Ich hatte früher einen entfernten Verwandten, für den auch nichts wirklich wichtig war
Seit seiner Kindheit hatte er angeblich eine "alles ist mir egal" Mentalität. Andere dachten damals, dass er wahrscheinlich bloß nichts gefunden hatte, was ihm wirklich Spaß gemacht hätte, und dass es sich im Alter schon ändern wird, wenn er zum Beispiel eine Familie gründen wird.
Damals könnte er es sich noch nicht vorstellen, dass er irgendwann eine Familie gründen wird. Ihm war aber im Gegensatz zu dir komplett alles gleichgültig: wie und wo er wohnen wird, was er essen wird....
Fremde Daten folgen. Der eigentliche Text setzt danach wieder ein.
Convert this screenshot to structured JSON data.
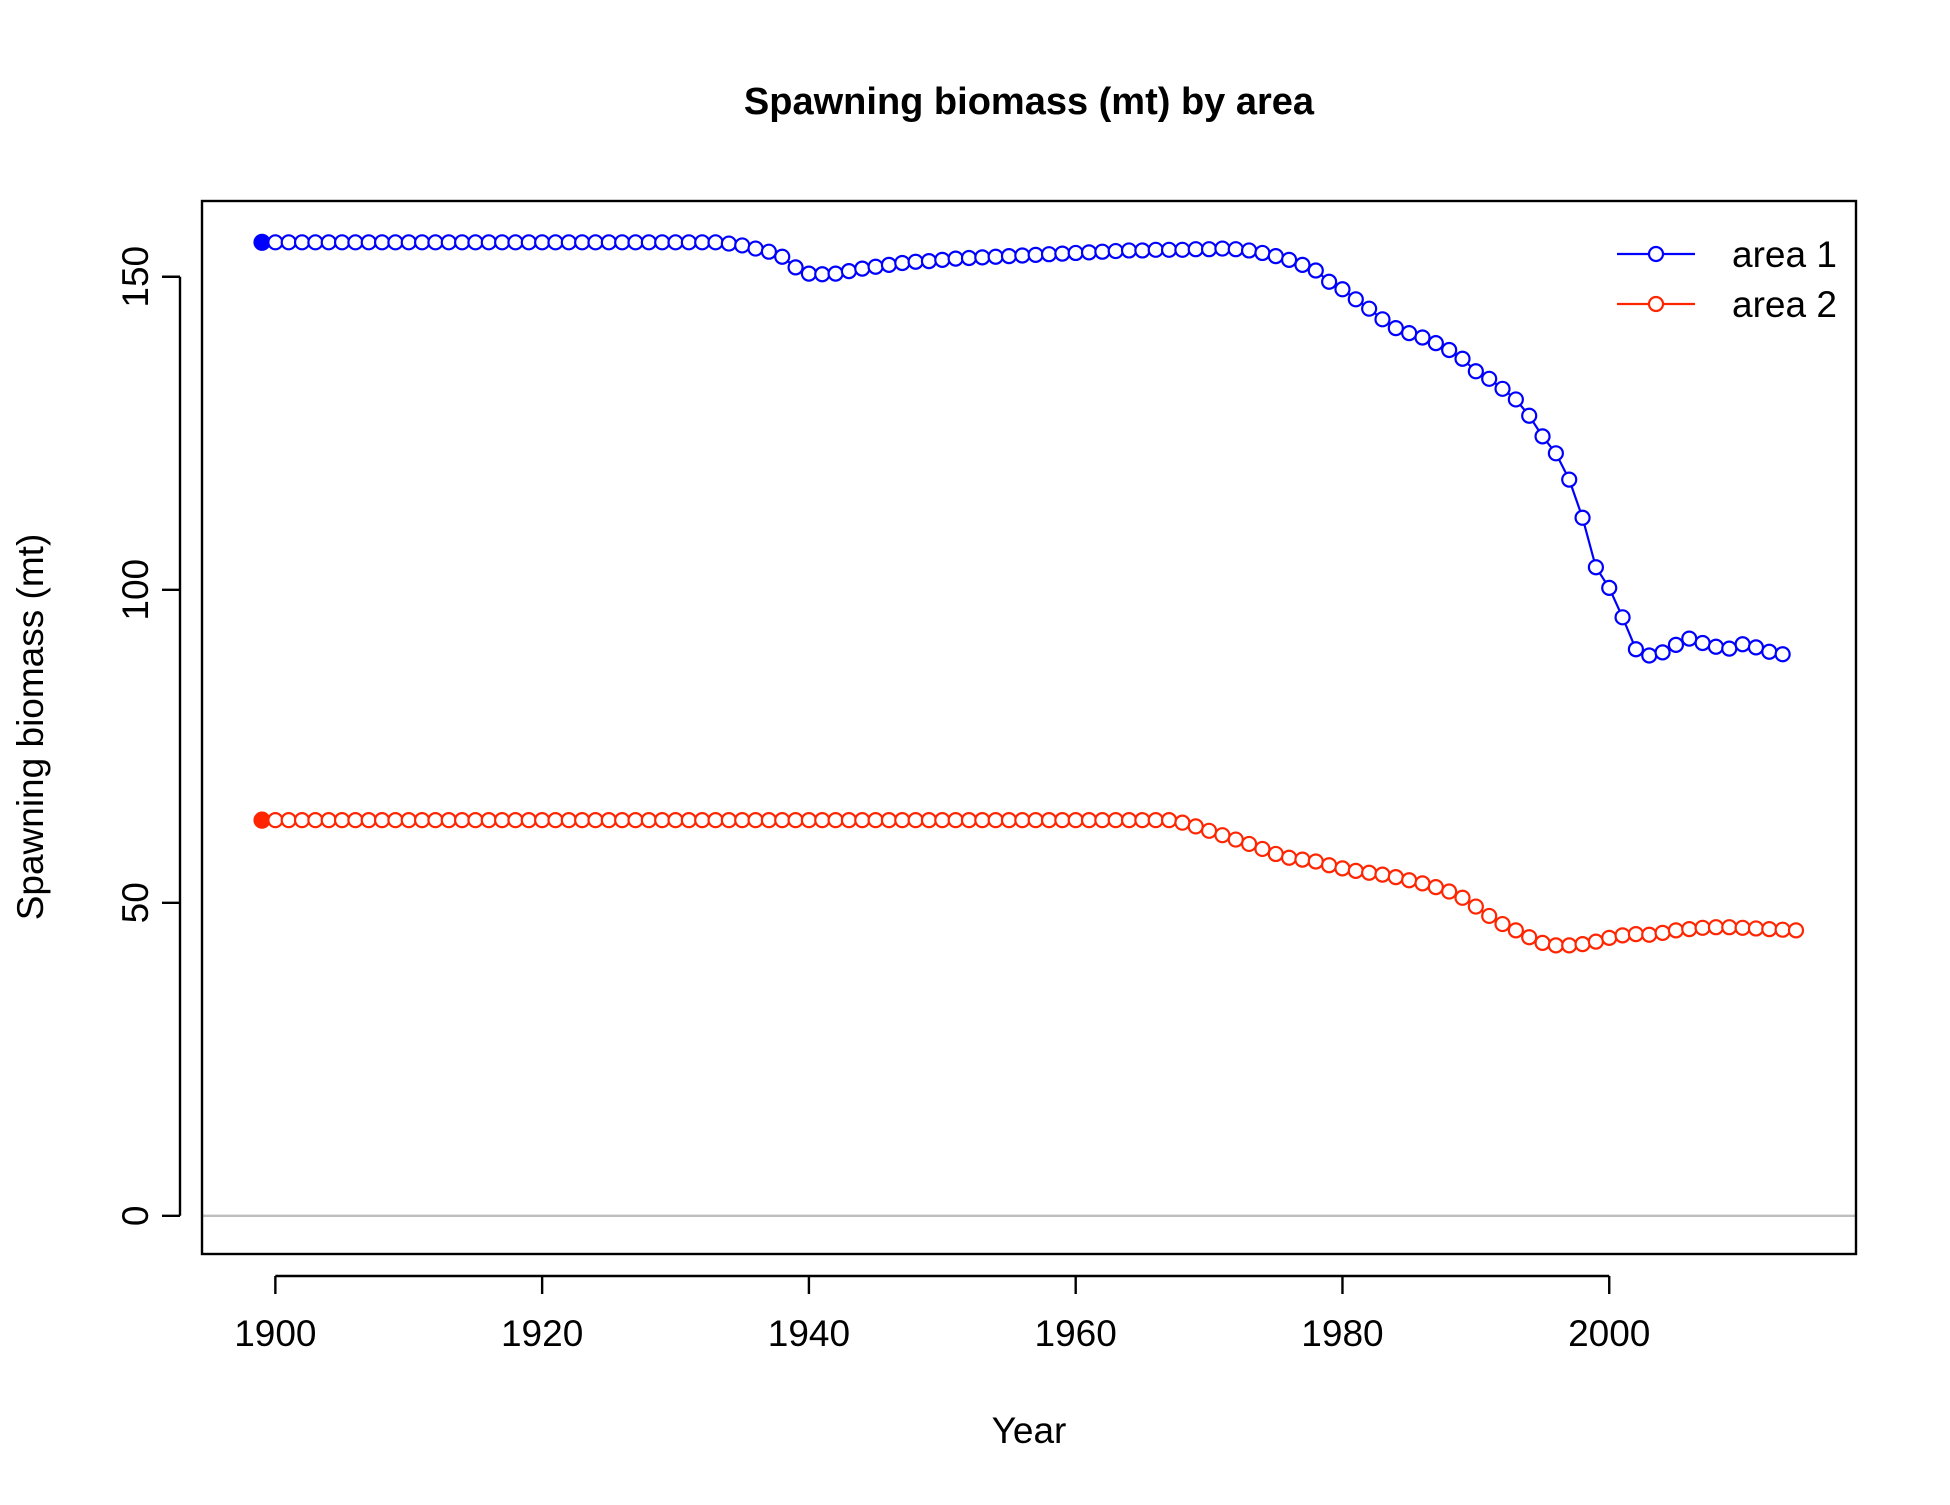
{
  "chart_data": {
    "type": "line",
    "title": "Spawning biomass (mt) by area",
    "xlabel": "Year",
    "ylabel": "Spawning biomass (mt)",
    "xlim": [
      1894.5,
      2018.5
    ],
    "ylim": [
      -6.1,
      162.1
    ],
    "x_ticks": [
      1900,
      1920,
      1940,
      1960,
      1980,
      2000
    ],
    "y_ticks": [
      0,
      50,
      100,
      150
    ],
    "reference_line": {
      "y": 0,
      "color": "#bebebe"
    },
    "legend_position": "top-right",
    "x_start": 1899,
    "series": [
      {
        "name": "area 1",
        "color": "#0000ff",
        "first_point_filled": true,
        "values": [
          155.5,
          155.5,
          155.5,
          155.5,
          155.5,
          155.5,
          155.5,
          155.5,
          155.5,
          155.5,
          155.5,
          155.5,
          155.5,
          155.5,
          155.5,
          155.5,
          155.5,
          155.5,
          155.5,
          155.5,
          155.5,
          155.5,
          155.5,
          155.5,
          155.5,
          155.5,
          155.5,
          155.5,
          155.5,
          155.5,
          155.5,
          155.5,
          155.5,
          155.5,
          155.5,
          155.3,
          155.0,
          154.5,
          154.0,
          153.2,
          151.5,
          150.5,
          150.4,
          150.5,
          150.9,
          151.3,
          151.6,
          151.9,
          152.2,
          152.4,
          152.5,
          152.7,
          152.9,
          153.0,
          153.1,
          153.2,
          153.3,
          153.4,
          153.5,
          153.6,
          153.7,
          153.8,
          153.9,
          154.0,
          154.1,
          154.2,
          154.2,
          154.3,
          154.3,
          154.3,
          154.4,
          154.4,
          154.5,
          154.4,
          154.2,
          153.8,
          153.3,
          152.7,
          151.9,
          151.0,
          149.2,
          148.0,
          146.4,
          144.9,
          143.2,
          141.8,
          141.0,
          140.3,
          139.4,
          138.3,
          136.9,
          134.9,
          133.7,
          132.1,
          130.4,
          127.8,
          124.5,
          121.8,
          117.6,
          111.5,
          103.6,
          100.3,
          95.6,
          90.5,
          89.5,
          90.0,
          91.2,
          92.2,
          91.5,
          90.9,
          90.6,
          91.3,
          90.8,
          90.1,
          89.7
        ]
      },
      {
        "name": "area 2",
        "color": "#ff2500",
        "first_point_filled": true,
        "values": [
          63.2,
          63.2,
          63.2,
          63.2,
          63.2,
          63.2,
          63.2,
          63.2,
          63.2,
          63.2,
          63.2,
          63.2,
          63.2,
          63.2,
          63.2,
          63.2,
          63.2,
          63.2,
          63.2,
          63.2,
          63.2,
          63.2,
          63.2,
          63.2,
          63.2,
          63.2,
          63.2,
          63.2,
          63.2,
          63.2,
          63.2,
          63.2,
          63.2,
          63.2,
          63.2,
          63.2,
          63.2,
          63.2,
          63.2,
          63.2,
          63.2,
          63.2,
          63.2,
          63.2,
          63.2,
          63.2,
          63.2,
          63.2,
          63.2,
          63.2,
          63.2,
          63.2,
          63.2,
          63.2,
          63.2,
          63.2,
          63.2,
          63.2,
          63.2,
          63.2,
          63.2,
          63.2,
          63.2,
          63.2,
          63.2,
          63.2,
          63.2,
          63.2,
          63.2,
          62.8,
          62.2,
          61.5,
          60.8,
          60.1,
          59.4,
          58.6,
          57.8,
          57.2,
          56.9,
          56.6,
          56.0,
          55.5,
          55.1,
          54.8,
          54.5,
          54.1,
          53.6,
          53.1,
          52.5,
          51.8,
          50.8,
          49.4,
          47.9,
          46.6,
          45.6,
          44.5,
          43.6,
          43.2,
          43.2,
          43.4,
          43.8,
          44.4,
          44.8,
          45.0,
          44.9,
          45.2,
          45.6,
          45.8,
          46.0,
          46.1,
          46.1,
          46.0,
          45.9,
          45.8,
          45.7,
          45.6
        ]
      }
    ]
  }
}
Und manchmal schien es mir als hätte er auch keine Bedürfnisse (Grundbedürfnisse musste er aber haben, und das machte ihn an einigen Tagen auch viel menschlicher in meinen Augen)
Er hatte sogar keine Wünsche, Hobbys oder Eigeninteressen. Bis er welche hatte.
Er wollte von keinem auf dieser Welt kontrolliert oder sogar inspiriert werden.
Als er noch jünger war (so um die 20) hat er sich ein großen Grundstück in einem Wald gekauft. Wir hofften, dass er Haustiere hatte, angeblich war das auch so, in Wirklichkeit lebte er dort komplett alleine. Er war mit keinem auf dieser Welt "besser" oder "schlechter"
Es gab nichts was er mochte oder nicht mochte. einfach alles war egal. Er hatte keine ausgeprägten Meinungen oder Einstellungen.
Zu dem Thema Liebe hatte er gar nicht eine Meinung. Er würde an sowas gar nicht denken.
Nur eins wusste er: dass er nie wirklich frei sein wird.
In seinen späten Vierzigern begann er alles auszuprobieren, alles zu hinterfragen, bildete Meinungen und Vorlieben, schmeckte neues Essen und "verliebte" sich.
Alles was er in seinen jungen Jahren nicht tuen konnte oder eher wollte.
Seine "Veränderung" kam plötzlich aber nicht überraschend (weil eben kein Mensch so sein kann wie er war, zu mindestens nicht für immer). Keiner weiß wie es genau zu der "Veränderung" gekommen ist, oder was er sich dabei gedacht hatte. Aber es passierte nach einem sehr kalten Winter.
Später im Leben meinte er oft das sei sein letzter Winter gewesen.
Er gründete sogar eine Familie, und wollte es allen Leuten immer Recht machen. Er arbeitete wie ein Roboter.
Nach einem anderem kalten Winter war ihm plötzlich nur noch sein Eigenwillen wichtig. Es wurde durchgesetzt was er wollte. Das führte zu einer einseitig schmerzhaften Trennung mit seiner Frau. die Kinder hatten bis zu seinem Tod keinen Kontakt mehr mit ihm. Danach verhöhnte er die Liebe, betitelte sie als eine unnötige Zeitverschwendung für Menschen mit schwachem Kopf und weichen Herz.
Aber zu diesem Zeitpunkt hatte er wenigstens (nicht nur!) eine Meinung, und nichts auf dieser Welt würde ihm diese Gleichgültigkeit zurückgeben die er einst hatte. Vielleicht würde das auch nicht mehr gehen, nach so vielen Erlebnissen.
Später trafen ihn einige Schicksalsschläge, er begann viel zu vergessen, an die Zeit bevor seinen späteren Vierzigern konnte er sich nicht mehr recht erinnern.
Aus Einsamkeit schüttelte er "Herz und Seele" beim Psychologen aus, obwohl er danach meinte er hätte weder Herz noch Seele. Man fragte, ob seine Frau ihm das Herz "gebrochen" hätte (er hatte nie wieder eine nächste Frau) aber er meinte nur, sein Herz wurde eine lange Zeit vorher vom Winter gebrochen.
Danach sollte er in ein Altersheim untergebracht werden, aber dazu kam es nie, weil er schwerkrank wurde.
Er ist als eher gleichgültiger und ruhiger älterer Mann in 2023 im Krankenhaus gestorben. Zu diesem Zeitpunkt, hielt er sich selbst für einen besonders guten Menschen, obwohl andere ihn als einen nervigen, paranoiden und vergesslichen Mann sahen.
Aber das war auch die einzige Version die sie von ihm kannten.
Aber er hatte viele Meinungen und Interessen im Leben und ihm war kaum was egal.